For E-FCOF-5, 3D-TPB-COF-OMe, 3D-TPB-COF-Me, and 3D-TPB-COF-OH, TEM samples were prepared by firstly crushing the powder followed by dispersion in ethanol and ultrasonic treatment for 5 min. A drop of the dispersion was then deposited onto a 3 mm wide TEM copper grid covered by carbon film. A high-tilt cryogenic sample holder equipped with temperature monitor (Gatan Company, Model 914) was used to freeze the sample to ~173 K to fix the guest molecules in pores before transferring the grid into TEM. The samples were further cooled to 96 K after inserting the holder into TEM for data collection. For C-FCOF-5, the tiny crystals were loaded directly onto the copper grid without dispersion in order to avoid adsorption of any guest molecules. To ensure that the framework is completely contracted, the sample was transferred into the TEM with high vacuum (<2 × 10−5 Pa) at room temperature for 5 min to further remove the guest molecules, which was then cooled to 96 K for data collection. All the data collection starts when the temperature of the sample was stable at 96–99 K.

3D ED data collection

The continuous rotation electron diffraction (cRED) data were collected on the JEOL JEM-2100 transmission electron microscope (TEM, Cs: 1.0 mm, point resolution: 0.23 nm) at 200 kV using the instamatic script (https://github.com/instamatic-dev/instamatic). During the data collection, the goniometer was rotated continuously while the selected-area ED patterns were captured from the individual crystal simultaneously by a quad hybrid pixel detector QTPX-262k (512 × 512 pixels with the size of 55 μm, Amsterdam Sci. Ins.). To track the crystals during data collection, the diffraction patterns were defocused at the interval of every 10 frames, and an image was taken with a short exposure (typically 0.01 s) to check the crystal position. The rotation speed of 0.45°/s and rotation step of 0.23° were used for each dataset, and all the ED patterns were recorded with the spot size of 3 and exposure time of 0.5 s.

Data processing

The 3D reciprocal lattice was reconstructed using the software REDp47 (https://sites.google.com/view/xiaodong-zous-group/software/red), which was powerful for indexing and obtaining the reflection conditions. Data processing was conducted using the software package XDS48 (https://xds.mr.mpg.de/). As a large number of cRED datasets need to be processed, an automated data processing pipeline was used in this study, details of which can be found in our previous work43,44. Shortly, the data processing pipeline consists of a set of Python scripts, including functions for automatically running XDS on all the datasets, extracting the lattice parameters and integration statistics, and cluster analyses. XDS runs for all the cRED dataset folders containing the file XDS.INP. If the dataset can be indexed successfully, the lattice parameters and integration statistics are then extracted from the file CORRECT.Lp. Then, hierarchical cluster analysis (HCA) is performed to find the most common unit cell using the lattice-based clustering method and to select the optimal datasets for merging using the reflection-based clustering method. XSCALE (https://xds.mr.mpg.de/), one part of the XDS package, is used for merging the datasets and generating the .hkl files that are used for structure solution and refinement.
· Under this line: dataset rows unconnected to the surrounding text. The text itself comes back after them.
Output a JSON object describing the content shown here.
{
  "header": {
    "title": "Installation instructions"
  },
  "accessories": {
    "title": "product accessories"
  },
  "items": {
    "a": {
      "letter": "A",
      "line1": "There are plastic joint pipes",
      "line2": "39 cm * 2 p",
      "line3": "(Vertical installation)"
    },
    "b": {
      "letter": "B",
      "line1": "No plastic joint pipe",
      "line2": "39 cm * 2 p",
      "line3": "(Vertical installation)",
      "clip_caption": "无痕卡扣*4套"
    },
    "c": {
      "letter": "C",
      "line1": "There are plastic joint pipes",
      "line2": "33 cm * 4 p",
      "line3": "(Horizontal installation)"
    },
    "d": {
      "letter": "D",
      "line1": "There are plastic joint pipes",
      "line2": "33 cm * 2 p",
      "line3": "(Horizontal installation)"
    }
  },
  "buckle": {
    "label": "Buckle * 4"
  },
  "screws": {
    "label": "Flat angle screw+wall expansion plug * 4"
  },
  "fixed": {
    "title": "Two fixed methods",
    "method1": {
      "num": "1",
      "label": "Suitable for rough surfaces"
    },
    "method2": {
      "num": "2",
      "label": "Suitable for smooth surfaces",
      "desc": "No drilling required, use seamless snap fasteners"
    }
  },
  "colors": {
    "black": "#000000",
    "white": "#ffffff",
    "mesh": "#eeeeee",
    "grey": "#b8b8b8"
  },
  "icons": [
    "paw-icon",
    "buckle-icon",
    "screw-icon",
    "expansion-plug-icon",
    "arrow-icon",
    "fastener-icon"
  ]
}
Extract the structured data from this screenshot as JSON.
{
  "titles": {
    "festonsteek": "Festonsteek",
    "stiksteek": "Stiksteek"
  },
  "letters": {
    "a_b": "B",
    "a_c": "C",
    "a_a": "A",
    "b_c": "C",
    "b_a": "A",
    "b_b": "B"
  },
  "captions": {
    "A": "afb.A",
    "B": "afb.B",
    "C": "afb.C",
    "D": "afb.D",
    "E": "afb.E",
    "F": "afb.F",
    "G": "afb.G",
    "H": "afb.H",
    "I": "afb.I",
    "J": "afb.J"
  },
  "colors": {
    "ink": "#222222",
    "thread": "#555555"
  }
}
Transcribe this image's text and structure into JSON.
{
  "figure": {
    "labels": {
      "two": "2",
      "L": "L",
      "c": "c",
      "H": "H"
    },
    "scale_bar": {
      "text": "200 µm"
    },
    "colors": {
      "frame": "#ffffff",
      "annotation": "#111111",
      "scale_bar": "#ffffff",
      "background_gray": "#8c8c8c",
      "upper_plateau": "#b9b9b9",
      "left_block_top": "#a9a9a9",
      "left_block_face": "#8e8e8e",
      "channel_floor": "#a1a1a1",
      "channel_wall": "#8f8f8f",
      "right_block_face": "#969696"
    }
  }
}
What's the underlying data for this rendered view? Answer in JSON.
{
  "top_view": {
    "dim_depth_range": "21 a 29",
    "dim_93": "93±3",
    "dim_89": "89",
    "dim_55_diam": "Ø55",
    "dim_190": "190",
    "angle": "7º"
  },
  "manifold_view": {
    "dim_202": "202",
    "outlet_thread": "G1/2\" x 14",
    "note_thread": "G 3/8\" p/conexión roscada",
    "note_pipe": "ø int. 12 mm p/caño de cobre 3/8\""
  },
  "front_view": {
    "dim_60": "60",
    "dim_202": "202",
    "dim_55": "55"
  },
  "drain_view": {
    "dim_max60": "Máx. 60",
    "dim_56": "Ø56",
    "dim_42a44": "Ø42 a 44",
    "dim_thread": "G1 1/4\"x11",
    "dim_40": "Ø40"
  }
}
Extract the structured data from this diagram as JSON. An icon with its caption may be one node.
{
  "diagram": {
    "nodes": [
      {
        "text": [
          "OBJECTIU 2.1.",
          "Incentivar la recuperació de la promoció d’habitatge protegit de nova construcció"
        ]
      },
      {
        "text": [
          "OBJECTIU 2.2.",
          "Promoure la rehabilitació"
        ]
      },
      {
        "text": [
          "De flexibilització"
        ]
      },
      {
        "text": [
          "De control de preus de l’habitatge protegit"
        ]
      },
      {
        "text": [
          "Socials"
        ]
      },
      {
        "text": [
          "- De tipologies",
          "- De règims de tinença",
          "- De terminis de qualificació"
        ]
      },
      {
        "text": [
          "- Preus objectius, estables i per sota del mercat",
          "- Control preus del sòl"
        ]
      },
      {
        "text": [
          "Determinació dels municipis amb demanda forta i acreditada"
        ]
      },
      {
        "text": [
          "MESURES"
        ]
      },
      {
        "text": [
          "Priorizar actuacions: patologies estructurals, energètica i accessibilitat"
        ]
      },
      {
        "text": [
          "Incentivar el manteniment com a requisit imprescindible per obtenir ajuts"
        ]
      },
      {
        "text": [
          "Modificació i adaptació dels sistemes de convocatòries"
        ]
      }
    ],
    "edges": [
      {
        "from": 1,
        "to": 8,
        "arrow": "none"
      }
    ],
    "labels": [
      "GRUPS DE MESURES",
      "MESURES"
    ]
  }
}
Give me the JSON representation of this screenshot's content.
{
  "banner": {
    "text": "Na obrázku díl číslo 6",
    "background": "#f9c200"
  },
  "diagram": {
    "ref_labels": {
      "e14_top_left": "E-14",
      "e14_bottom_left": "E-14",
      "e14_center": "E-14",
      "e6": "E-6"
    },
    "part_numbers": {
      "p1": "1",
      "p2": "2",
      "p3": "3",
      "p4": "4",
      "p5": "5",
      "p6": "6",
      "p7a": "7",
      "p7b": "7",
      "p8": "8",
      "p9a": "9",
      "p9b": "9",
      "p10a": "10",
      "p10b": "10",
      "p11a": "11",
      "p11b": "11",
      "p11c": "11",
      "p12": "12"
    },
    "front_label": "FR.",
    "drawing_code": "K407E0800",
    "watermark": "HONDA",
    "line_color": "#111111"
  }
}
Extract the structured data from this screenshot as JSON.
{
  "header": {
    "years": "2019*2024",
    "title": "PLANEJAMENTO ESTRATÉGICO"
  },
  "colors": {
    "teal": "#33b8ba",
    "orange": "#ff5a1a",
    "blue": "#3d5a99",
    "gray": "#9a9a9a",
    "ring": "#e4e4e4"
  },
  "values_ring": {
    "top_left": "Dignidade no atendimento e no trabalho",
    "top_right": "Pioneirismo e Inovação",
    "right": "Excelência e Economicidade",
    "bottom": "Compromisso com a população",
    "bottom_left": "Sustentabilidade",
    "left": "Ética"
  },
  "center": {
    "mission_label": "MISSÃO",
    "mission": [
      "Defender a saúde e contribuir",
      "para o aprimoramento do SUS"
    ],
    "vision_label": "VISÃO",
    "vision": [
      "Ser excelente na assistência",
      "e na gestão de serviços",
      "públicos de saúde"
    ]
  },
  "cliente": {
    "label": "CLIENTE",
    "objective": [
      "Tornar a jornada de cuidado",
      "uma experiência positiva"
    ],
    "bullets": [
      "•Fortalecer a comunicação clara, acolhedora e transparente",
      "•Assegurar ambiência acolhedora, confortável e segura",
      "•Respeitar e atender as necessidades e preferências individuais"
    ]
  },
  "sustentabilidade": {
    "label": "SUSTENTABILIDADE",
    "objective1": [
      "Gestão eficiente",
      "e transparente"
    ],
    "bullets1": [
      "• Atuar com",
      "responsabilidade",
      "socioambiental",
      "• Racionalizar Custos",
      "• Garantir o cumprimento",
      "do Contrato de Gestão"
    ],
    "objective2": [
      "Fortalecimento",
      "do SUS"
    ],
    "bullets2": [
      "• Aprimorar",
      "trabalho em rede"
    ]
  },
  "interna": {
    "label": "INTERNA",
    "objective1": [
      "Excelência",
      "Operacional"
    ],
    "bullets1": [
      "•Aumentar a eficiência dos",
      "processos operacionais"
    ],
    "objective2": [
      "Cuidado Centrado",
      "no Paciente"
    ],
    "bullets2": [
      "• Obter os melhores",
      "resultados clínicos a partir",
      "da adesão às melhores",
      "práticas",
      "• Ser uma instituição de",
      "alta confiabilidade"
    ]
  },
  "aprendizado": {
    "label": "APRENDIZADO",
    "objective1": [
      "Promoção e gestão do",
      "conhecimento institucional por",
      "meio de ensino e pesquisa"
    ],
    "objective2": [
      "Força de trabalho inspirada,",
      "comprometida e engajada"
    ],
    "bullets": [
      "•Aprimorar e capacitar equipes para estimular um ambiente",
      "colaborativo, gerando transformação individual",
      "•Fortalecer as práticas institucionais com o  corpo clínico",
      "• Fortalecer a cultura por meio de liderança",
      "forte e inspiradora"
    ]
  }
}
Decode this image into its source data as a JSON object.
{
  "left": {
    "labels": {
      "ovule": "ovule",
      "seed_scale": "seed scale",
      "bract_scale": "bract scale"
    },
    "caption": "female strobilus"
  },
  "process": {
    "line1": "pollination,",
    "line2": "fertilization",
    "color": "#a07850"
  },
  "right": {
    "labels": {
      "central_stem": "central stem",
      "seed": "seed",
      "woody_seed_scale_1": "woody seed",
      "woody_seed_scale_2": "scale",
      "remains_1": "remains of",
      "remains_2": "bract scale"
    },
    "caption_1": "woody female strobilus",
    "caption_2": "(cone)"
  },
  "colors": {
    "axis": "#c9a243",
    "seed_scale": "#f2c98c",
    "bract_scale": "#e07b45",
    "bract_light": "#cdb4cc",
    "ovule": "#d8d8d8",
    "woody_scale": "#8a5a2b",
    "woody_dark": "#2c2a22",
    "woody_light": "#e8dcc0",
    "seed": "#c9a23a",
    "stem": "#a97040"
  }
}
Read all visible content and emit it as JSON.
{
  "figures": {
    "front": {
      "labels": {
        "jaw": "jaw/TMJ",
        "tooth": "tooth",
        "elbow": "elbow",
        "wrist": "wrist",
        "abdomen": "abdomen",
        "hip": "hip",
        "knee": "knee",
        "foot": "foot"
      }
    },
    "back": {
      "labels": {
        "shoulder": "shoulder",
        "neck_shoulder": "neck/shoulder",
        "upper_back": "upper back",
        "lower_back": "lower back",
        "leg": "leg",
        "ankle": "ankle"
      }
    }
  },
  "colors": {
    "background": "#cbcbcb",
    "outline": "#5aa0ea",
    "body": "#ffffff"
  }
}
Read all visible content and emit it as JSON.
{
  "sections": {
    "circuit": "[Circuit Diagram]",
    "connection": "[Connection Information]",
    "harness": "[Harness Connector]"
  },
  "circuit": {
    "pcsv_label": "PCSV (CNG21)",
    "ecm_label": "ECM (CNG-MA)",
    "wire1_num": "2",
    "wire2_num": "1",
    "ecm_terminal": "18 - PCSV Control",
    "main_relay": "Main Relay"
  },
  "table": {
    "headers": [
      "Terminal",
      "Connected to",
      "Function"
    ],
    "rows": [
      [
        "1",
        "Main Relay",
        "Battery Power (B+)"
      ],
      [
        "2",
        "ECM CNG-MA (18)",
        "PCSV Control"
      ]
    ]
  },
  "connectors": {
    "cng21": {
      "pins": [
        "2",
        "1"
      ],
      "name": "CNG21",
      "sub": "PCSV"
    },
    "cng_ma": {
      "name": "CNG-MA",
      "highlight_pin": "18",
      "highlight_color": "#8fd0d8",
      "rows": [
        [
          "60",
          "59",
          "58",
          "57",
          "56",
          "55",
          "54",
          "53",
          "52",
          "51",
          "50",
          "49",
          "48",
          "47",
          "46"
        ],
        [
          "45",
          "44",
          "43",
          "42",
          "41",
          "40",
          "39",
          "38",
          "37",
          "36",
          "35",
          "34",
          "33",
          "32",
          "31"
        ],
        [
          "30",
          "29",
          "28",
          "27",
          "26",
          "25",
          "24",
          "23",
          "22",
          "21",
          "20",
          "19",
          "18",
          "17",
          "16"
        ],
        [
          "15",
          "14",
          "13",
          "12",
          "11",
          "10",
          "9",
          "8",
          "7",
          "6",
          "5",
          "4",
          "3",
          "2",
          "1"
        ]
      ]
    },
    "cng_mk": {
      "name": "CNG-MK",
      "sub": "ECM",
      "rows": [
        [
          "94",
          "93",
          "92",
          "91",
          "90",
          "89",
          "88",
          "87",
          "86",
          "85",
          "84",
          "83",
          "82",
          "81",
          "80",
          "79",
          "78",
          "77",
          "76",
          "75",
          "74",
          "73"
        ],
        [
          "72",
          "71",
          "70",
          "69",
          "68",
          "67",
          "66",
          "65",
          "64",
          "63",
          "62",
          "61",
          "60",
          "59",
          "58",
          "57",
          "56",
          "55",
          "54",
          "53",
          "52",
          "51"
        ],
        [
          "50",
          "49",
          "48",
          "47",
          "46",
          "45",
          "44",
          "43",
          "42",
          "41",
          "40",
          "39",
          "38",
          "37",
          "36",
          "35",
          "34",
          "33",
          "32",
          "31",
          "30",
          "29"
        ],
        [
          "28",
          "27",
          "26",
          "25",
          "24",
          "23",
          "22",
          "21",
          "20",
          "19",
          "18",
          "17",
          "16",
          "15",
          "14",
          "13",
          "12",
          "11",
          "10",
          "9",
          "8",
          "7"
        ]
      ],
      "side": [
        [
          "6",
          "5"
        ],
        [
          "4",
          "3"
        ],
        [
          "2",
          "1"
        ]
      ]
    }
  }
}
Ab initio structure solution and refinement

The SHELX49 (http://shelx.uni-ac.gwdg.de/SHELX/) software package was used for structural analysis, where SHELXT was used for structure solution and SHELXL for structure refinement. Atomic scattering factors for electrons based on the neutral atoms were used. All the atoms were refined anisotropically. DFIX constraints were used to maintain reasonable C–C and C–N distances during the refinement. PLATON/SQUEEZES46 (http://www.cryst.chem.uu.nl/platon/) procedure was conducted to deduct the diffraction contribution from the disordered guest molecules within the pores at the final stage of refinement for 3D-TPB-COF-Me and 3D-TPB-COF-OH.